It is always painful to revisit tragedy, especially when it affects as many people as the shooting down of Iran Air Flight 655 in 1988. Newsweek has retraced the route by which a U.S. Navy warship, the Vincennes, fired on a civilian airliner, killing 290 people. It strips the covers from a chapter of history that badly needs re-investigation.
This journalistic inquiry confirmed that the incident was an accident, as U.S. officials had insisted. It might never have occurred but for a string of avoidable coincidences:
* The Vincennes had left its station. Its captain, on his own, investigated Iranian speedboats said to be menacing civilian tankers. He had been told to let his helicopter investigate. The ship, instead, closed in, defying orders to leave from the Omani coast guard and the captain's own superiors.

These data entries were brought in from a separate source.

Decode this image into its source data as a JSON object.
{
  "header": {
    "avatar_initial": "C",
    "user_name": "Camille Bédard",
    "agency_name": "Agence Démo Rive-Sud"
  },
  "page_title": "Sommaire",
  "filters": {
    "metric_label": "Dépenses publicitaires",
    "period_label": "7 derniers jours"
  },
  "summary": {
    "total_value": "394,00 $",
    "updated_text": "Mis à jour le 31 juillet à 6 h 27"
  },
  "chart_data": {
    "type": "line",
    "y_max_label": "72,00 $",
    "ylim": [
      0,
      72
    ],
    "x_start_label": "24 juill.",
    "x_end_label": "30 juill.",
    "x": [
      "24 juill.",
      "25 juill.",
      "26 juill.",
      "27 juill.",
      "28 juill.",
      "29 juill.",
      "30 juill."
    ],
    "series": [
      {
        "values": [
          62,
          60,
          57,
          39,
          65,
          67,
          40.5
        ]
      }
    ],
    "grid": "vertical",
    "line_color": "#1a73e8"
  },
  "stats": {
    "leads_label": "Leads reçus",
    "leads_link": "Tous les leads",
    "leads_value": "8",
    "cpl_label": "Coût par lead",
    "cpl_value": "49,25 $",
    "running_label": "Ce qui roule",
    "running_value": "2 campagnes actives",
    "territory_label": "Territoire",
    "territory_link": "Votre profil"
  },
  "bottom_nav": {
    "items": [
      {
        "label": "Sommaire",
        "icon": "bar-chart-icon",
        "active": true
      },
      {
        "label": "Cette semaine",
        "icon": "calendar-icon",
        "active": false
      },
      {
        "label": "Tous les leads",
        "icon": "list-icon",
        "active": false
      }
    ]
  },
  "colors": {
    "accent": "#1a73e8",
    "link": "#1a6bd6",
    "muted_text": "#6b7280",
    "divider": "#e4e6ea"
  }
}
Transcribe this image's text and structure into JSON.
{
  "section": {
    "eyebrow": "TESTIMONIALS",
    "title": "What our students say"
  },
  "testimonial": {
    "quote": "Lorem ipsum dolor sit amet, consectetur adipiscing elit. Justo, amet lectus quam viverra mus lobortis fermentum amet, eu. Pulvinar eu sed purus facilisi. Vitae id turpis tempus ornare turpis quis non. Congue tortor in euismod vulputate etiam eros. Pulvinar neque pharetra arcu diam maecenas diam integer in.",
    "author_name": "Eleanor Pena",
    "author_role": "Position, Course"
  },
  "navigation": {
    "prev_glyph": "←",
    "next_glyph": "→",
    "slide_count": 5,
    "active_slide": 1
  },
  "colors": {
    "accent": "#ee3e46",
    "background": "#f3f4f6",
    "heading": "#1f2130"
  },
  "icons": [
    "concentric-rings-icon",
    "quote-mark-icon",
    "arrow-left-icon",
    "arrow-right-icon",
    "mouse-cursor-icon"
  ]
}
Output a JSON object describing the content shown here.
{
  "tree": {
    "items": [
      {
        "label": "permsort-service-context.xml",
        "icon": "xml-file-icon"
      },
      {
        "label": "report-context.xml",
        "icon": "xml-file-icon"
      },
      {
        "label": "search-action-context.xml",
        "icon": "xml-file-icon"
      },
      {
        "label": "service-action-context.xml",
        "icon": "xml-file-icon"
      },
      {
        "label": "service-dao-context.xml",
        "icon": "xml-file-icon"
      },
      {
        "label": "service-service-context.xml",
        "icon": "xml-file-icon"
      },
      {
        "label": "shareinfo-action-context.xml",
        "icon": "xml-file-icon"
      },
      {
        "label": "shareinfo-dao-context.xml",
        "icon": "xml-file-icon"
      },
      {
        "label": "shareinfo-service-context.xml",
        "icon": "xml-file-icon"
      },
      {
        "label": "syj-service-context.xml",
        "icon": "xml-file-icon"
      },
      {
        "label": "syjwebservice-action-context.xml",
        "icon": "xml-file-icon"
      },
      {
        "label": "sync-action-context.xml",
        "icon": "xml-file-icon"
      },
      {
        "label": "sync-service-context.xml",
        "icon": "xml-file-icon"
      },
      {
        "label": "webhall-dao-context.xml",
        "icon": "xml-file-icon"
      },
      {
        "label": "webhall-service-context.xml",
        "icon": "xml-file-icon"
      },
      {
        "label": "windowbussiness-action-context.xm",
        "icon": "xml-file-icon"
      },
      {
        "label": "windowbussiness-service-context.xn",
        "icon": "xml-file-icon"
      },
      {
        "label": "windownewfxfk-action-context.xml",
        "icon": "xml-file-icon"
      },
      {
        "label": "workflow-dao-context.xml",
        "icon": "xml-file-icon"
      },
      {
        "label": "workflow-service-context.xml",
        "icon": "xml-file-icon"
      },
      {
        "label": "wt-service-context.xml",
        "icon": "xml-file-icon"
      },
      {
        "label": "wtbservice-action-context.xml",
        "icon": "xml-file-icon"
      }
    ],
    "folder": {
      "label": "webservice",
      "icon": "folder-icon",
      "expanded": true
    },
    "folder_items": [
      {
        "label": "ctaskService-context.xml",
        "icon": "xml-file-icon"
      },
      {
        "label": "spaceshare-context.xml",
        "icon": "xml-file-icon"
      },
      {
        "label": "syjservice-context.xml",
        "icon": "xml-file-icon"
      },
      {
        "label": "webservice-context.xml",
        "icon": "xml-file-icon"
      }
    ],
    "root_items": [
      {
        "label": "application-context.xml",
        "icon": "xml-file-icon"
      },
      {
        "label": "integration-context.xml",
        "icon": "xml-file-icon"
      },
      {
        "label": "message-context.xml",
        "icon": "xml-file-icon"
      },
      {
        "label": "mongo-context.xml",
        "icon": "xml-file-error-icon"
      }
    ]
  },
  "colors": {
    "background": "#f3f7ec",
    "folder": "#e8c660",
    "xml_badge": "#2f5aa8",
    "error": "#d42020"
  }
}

* The Vincennes strayed into Iran's territorial waters, despite warnings from its own navigators. A Navy cameraman, on the bridge at the time, recorded officers' disregard of the warnings.
* Navy aircraft were available to investigate any suspicious contacts, but they were never called. Those planes, only minutes away, could have verified Iran Air 655's civilian status.
What the Vincennes' skipper apparently did not know was that the original radio call of Revolutionary Guard activity was bogus. The Liberian tanker allegedly in danger, the Stoval, now appears to have been a decoy to draw out Iranian attackers. That is disturbing. So are allegations that Navy ships directed Iraqi air strikes on Iran and covered up the capture of a second Iranian ship after Congress criticized the Iran Air incident.
Did President Reagan secretly order U.S. forces to war on the side of Iraq, without telling Congress? How much more is yet to be revealed about the action, such as the loss of at least one U.S. helicopter to "friendly fire"? The lives of 290 innocent people, and of U.S. soldiers sent into harm's way before and during the Desert Storm action, demand a fair accounting.